The graph of y=ax^2 + c contains the point (-3, 6). Which point lies on the graph of y=a(x+4)^2 + c?

A) (-7,6)
B) (1, 6)
C) (-3, 10)
D) (-3, 2)

Answer 1

The correct answer is option A, with the point being (-7,6), determined by accounting for the horizontal shift of (+4) in the new equation.

Step-by-step explanation:

The graph of y=ax^2 + c contains the point (-3, 6). We want to determine which point lies on the graph of y=a(x+4)^2 + c. If we take the given point (-3, 6) and apply it to the new equation, we need to adjust the x-coordinate according to the transformation represented by (x+4). To find the new coordinates, we set x + 4 equal to -3 so that we find the original x value that when increased by 4 results in -3. Solving the equation x + 4 = -3 gives us x = -7. Therefore, the new point that will have the same y-value of 6 on the transformed graph is (-7,6), which corresponds to option A.

Answer 2

The point that lies on the graph of
`\(y = a(x+4)^2 + c\)` given the point (-3, 6) on the graph of
`\(y = ax^2 + c\)` is point C) (-3, 10).

Step-by-step explanation:

The point (-3, 6) lies on the graph of
`\(y = ax^2 + c\)`. To find the corresponding point on the graph of
`\(y = a(x+4)^2 + c\)`, consider that shifting the point (-3, 6) four units to the left (adding 4 to the x-coordinate) will result in the point (-7, ?).

Since the y-coordinate is expected to remain the same due to the shifting in the x-coordinate, the y-value should still be 6. However, (-7, 6) is not among the provided options.

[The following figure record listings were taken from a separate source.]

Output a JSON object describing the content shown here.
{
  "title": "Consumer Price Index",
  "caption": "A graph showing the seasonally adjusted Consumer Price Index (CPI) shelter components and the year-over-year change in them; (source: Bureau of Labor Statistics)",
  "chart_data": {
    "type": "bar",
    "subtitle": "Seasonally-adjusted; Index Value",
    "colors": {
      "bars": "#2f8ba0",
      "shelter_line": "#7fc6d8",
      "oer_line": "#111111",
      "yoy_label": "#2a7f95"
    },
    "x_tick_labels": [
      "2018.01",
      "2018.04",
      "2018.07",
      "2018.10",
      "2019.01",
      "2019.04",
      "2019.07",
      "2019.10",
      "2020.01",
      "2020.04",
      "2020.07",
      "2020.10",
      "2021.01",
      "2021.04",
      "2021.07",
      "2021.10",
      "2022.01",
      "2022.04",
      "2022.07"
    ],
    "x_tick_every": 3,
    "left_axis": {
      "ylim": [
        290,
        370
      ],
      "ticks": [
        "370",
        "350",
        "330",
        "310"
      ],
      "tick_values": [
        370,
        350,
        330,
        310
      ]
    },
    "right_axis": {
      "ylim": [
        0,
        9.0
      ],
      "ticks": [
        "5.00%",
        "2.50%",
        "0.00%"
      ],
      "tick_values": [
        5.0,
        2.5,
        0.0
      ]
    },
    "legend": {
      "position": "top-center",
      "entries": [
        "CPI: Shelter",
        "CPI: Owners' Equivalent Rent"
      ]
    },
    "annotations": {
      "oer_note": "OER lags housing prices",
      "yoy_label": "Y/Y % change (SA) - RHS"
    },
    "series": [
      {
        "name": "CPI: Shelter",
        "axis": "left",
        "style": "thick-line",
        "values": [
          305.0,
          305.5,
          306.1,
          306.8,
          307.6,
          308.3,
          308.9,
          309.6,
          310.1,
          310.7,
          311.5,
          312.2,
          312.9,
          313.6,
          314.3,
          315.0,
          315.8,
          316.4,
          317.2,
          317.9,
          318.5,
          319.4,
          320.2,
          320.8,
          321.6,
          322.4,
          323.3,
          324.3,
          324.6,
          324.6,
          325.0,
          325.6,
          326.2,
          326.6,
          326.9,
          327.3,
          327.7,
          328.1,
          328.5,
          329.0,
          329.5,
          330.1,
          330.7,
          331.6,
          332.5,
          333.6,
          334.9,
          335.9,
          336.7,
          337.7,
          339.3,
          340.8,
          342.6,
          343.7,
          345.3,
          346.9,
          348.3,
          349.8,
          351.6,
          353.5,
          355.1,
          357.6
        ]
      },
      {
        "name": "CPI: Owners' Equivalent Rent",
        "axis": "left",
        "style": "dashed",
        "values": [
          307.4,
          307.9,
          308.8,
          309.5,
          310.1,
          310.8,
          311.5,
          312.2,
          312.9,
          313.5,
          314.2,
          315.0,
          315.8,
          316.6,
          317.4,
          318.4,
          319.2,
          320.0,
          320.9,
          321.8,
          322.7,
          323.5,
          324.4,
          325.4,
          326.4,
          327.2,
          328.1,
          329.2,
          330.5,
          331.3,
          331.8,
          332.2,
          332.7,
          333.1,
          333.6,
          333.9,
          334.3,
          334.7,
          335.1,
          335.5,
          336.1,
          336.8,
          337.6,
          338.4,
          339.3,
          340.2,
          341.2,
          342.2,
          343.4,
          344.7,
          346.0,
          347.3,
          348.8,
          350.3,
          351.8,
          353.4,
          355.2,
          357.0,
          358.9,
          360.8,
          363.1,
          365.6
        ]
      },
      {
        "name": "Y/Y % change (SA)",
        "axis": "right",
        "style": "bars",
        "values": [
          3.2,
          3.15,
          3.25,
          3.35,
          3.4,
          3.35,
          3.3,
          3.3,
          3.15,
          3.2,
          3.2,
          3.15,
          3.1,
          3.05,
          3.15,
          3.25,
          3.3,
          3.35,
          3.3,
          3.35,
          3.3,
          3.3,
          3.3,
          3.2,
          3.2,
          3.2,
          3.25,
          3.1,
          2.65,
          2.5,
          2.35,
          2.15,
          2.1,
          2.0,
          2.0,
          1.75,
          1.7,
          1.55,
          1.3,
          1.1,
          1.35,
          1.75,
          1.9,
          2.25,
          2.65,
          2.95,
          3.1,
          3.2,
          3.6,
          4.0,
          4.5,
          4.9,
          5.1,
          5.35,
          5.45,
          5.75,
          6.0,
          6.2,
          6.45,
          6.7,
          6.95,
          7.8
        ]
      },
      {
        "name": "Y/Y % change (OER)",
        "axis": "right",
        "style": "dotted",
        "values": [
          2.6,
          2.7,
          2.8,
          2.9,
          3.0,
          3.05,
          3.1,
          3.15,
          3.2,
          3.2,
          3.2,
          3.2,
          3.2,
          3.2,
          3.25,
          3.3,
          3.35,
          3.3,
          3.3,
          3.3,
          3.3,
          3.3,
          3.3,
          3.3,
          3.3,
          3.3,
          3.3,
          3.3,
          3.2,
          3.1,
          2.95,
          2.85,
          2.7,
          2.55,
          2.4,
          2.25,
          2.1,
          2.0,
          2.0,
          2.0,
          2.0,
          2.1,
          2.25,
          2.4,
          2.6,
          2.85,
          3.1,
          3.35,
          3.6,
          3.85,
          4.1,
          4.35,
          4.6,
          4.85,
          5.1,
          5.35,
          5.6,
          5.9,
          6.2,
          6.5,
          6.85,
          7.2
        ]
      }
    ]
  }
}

Alternatively, considering the vertex form of the quadratic equation
`\(y = a(x-h)^2 + k\)` where (h, k) represents the vertex of the parabola, the vertex is at (-4, c) in the equation
`\(y = a(x+4)^2 + c\)`. Given that (-3, 6) is on the graph of
`\(y = ax^2 + c\)`, if the point (-3, 6) is used to determine the value of 'c', it yields
`\(c = 6\)`.

Substituting c = 6 into
`\(y = a(x+4)^2 + c\)`, for x = -3:

`\(y = a(-3+4)^2 + 6\)`

`\(y = a(1)^2 + 6\)`

`\(y = a + 6\)`

Given that y = 6 when x = -3, a = 4. Therefore, when x = -3 in the equation
`\(y = a(x+4)^2 + c\)`:

`\(y = 4(-3+4)^2 + 6\)`

`\(y = 4(1)^2 + 6\)`

`\(y = 4 + 6\)`

`\(y = 10\)`

Hence, the point (-3, 10) lies on the graph of
`\(y = a(x+4)^2 + c\)`, which matches option C).